On Tuesday, the Senate is set to vote on up to 38 amendments to a major bipartisan bill that would reform the Postal Service, including proposals to end six-day mail delivery, continue six-day mail delivery, require USPS to wait two more years before closing small rural post offices, and to close post offices on Capitol Hill.
As we’ve noted before, the issue is tricky to track because it doesn’t break down along traditional partisan or ideological lines. Instead, postal reform pits lawmakers from smaller rural states against colleagues from larger, more urban areas. Lawmakers who normally work closely together — such as Sens. Joseph I. Lieberman (I-Conn.) and John McCain (R-Ariz.) — are on opposing sides of the issue.

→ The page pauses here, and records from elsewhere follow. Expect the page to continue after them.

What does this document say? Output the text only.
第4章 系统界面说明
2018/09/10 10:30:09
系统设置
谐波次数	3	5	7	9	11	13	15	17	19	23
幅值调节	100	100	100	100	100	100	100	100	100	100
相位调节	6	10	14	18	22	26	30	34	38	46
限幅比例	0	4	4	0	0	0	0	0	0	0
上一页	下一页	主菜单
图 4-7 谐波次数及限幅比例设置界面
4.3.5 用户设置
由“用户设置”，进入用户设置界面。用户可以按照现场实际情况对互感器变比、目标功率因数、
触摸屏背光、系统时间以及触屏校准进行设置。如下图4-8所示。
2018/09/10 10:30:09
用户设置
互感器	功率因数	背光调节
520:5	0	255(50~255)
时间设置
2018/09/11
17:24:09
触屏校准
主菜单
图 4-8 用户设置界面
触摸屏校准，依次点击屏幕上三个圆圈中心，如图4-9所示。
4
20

Senate leaders may trim the list of amendments to 20 or fewer by votes beginning Tuesday. Lieberman, Senate Majority Leader Harry M. Reid (D-Nev.) and Sen. Susan Collins (R-Maine) negotiated late last week to permit votes on the amendments as a way to keep skittish colleagues happy and to allow at least a few of them the opportunity to say they tried to protect small post offices, the concerns of senior citizens and home-state businesses that rely on or profit from the mailing industry. (We wrote more on this issue in Friday.)
After postal reform, the Senate is slated to move to reauthorize the Violence Against Women Act, which is set to expire at the end of May.
In the House, lawmakers plan to vote Tuesday on a series of bills that would swap federal land from one agency to another, or release some federally protected property for private development. Later in the week, the House plans to vote on the DATA Act, which would establish an independent board to track all federal spending. It also would require agencies to report data in a standardized format. The legislation, introduced by Rep. Darrell Issa (R-Calif.) in the House and Sen. Mark R. Warner (D-Va.), in the Senate, is expected to earn more support because Issa and Warner are casting it as the type of measure that can help prevent scandals such as the one plaguing the General Services Administration.
Cybersecurity is another issue that House lawmakers plan to consider this week when they vote Thursday on a bill that would encourage companies to share information about cyber threats, but critics say it might lead firms to share private user information with other companies or spy agencies. The White House is critical of the bill, saying it should include stronger privacy protections.